2023-12-03 10:42:35.252588: W external/local_tsl/tsl/framework/cpu_allocator_impl.cc:83] Allocation of 2087000280 exceeds 10% of free system memory.
2023-12-03 10:43:35.130972: W external/local_tsl/tsl/framework/cpu_allocator_impl.cc:83] Allocation of 417400056 exceeds 10% of free system memory.


Epoch 1/1000

2023-12-03 10:47:20.205558: W external/local_tsl/tsl/framework/cpu_allocator_impl.cc:83] Allocation of 260875320 exceeds 10% of free system memory.

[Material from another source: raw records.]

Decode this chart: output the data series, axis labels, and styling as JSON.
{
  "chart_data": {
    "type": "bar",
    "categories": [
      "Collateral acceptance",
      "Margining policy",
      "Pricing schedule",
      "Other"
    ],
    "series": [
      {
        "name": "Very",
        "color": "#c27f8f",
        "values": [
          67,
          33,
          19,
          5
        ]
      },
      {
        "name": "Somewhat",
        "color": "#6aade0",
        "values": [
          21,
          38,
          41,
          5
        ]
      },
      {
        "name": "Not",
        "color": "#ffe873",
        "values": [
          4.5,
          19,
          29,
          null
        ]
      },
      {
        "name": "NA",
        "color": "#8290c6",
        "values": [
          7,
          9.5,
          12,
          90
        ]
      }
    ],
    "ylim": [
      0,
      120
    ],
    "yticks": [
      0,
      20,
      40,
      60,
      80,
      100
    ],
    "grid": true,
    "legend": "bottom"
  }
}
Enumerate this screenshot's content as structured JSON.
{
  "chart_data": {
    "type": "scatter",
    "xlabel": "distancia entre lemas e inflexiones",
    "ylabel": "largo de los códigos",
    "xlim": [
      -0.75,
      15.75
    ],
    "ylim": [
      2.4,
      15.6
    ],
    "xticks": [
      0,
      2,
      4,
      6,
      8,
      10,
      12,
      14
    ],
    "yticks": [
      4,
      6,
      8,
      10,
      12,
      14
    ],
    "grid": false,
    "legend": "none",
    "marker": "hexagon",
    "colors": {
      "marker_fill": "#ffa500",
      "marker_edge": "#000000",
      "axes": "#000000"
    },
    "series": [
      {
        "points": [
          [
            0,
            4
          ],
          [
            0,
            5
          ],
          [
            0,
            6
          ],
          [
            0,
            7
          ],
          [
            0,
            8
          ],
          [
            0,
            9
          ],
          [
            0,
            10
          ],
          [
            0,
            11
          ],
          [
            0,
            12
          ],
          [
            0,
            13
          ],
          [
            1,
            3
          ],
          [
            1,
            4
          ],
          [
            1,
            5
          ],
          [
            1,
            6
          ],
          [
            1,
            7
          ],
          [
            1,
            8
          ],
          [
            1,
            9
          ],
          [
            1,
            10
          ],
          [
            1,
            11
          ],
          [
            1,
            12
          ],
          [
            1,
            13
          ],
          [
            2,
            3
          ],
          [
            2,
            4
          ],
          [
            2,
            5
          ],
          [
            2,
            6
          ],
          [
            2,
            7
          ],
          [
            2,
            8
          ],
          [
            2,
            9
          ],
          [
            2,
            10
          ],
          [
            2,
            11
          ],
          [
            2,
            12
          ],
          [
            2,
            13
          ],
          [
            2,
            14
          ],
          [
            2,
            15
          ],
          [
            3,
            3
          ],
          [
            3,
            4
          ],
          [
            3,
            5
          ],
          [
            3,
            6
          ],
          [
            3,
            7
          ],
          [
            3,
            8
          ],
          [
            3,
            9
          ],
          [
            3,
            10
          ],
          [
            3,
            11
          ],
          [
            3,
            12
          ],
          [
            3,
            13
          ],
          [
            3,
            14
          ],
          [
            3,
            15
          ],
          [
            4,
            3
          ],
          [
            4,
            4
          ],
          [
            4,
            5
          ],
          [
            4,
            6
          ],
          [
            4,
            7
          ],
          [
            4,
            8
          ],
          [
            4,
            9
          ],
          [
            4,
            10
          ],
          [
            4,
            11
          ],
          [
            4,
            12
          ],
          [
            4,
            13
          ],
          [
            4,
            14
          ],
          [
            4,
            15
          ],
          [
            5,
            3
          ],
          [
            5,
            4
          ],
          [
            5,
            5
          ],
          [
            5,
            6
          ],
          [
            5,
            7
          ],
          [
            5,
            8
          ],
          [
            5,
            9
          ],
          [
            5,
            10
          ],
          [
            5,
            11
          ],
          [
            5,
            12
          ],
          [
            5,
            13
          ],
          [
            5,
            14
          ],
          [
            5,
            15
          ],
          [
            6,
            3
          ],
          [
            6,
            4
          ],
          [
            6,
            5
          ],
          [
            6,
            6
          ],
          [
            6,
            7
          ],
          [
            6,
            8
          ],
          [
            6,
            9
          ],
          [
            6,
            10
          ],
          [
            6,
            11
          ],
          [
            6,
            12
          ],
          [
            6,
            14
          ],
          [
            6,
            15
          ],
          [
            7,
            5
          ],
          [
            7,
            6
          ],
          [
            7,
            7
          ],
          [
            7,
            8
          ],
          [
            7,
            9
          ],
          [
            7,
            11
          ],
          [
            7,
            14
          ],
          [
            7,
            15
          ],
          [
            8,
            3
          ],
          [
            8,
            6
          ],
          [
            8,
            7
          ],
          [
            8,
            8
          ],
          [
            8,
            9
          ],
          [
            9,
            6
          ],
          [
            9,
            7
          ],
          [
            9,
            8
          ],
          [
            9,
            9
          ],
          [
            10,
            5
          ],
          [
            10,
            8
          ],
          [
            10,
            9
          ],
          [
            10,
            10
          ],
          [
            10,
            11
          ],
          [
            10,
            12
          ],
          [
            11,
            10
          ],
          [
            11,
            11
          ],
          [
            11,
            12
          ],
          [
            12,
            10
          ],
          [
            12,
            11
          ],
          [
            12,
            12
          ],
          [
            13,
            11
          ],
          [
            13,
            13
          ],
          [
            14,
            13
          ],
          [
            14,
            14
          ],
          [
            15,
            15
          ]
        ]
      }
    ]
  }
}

Epoch 1: saving model to NeuralNetworks/InverseMFCC/cp.ckpt
Epoch 2/1000
Epoch 2: saving model to NeuralNetworks/InverseMFCC/cp.ckpt
Epoch 3/1000
Epoch 3: saving model to NeuralNetworks/InverseMFCC/cp.ckpt
Epoch 4/1000
Epoch 4: saving model to NeuralNetworks/InverseMFCC/cp.ckpt
Epoch 5/1000
Epoch 5: saving model to NeuralNetworks/InverseMFCC/cp.ckpt
Epoch 6/1000
Epoch 6: saving model to NeuralNetworks/InverseMFCC/cp.ckpt
Epoch 7/1000
Epoch 7: saving model to NeuralNetworks/InverseMFCC/cp.ckpt
Epoch 8/1000
Epoch 8: saving model to NeuralNetworks/InverseMFCC/cp.ckpt
Epoch 9/1000
Epoch 9: saving model to NeuralNetworks/InverseMFCC/cp.ckpt
Epoch 10/1000
Epoch 10: saving model to NeuralNetworks/InverseMFCC/cp.ckpt
Epoch 11/1000
Epoch 11: saving model to NeuralNetworks/InverseMFCC/cp.ckpt
Epoch 12/1000
Epoch 12: saving model to NeuralNetworks/InverseMFCC/cp.ckpt
Epoch 13/1000
Epoch 13: saving model to NeuralNetworks/InverseMFCC/cp.ckpt
Epoch 14/1000
  934/85815 [............................


KeyboardInterrupt



In [47]:
SNR = 0.0
y = model.predict(Input_Test)
for SampleIndex in range(Input_Test.shape[0]):
    x = Output_Test[SampleIndex, :]
    SNR += 10*np.log10(np.sum(x**2) / np.sum((x-y[SampleIndex, :])**2))
SNR /= Input_Test.shape[0]
print('mean SNR of prediction = ', SNR, ' dB')

mean SNR of prediction =  -39.19553932084021  dB


## Programming exercise

Try different model architectures in order to increase the accuracy of the model:

1) Try to increase the number of layers by inserting new layers:
   
   tf.keras.layers.Dense(units = NumberOfNeurons, activation='LeakyReLU').

2) Try to increase the number of neurons per layer by increasing the parameter units:

   tf.keras.layers.Dense(units = NumberOfNeurons, activation='LeakyReLU').

3) Try to insert regularization layers, e.g.

   tf.keras.layers.Dropout(.2),

   tf.keras.layers.BatchNormalization() or others.

4) Try to modify the dense layers with weight regularizers, as shown in the following:

    tf.keras.layers.Dense(
    units=NumberOfNeurons,
    kernel_regularizer=regularizers.L1L2(l1=1e-5, l2=1e-4),
    bias_regularizer=regularizers.L2(1e-4),
    activity_regularizer=regularizers.L2(1e-5)
)

## Exam preparation

1) Can you invert a linear operation $y_j=T\cdot x_i=sum_{i=0}^{I-1}T(j,i)\cdot x_i$ for $0\leq j<J$? Yes, if $I=J$ and if the matrix $T$ is invertible. Otherwise, only the pseudo inverse can be used for inverting the linear operation.

2) Is the evaluation of the MFCC a linear operation?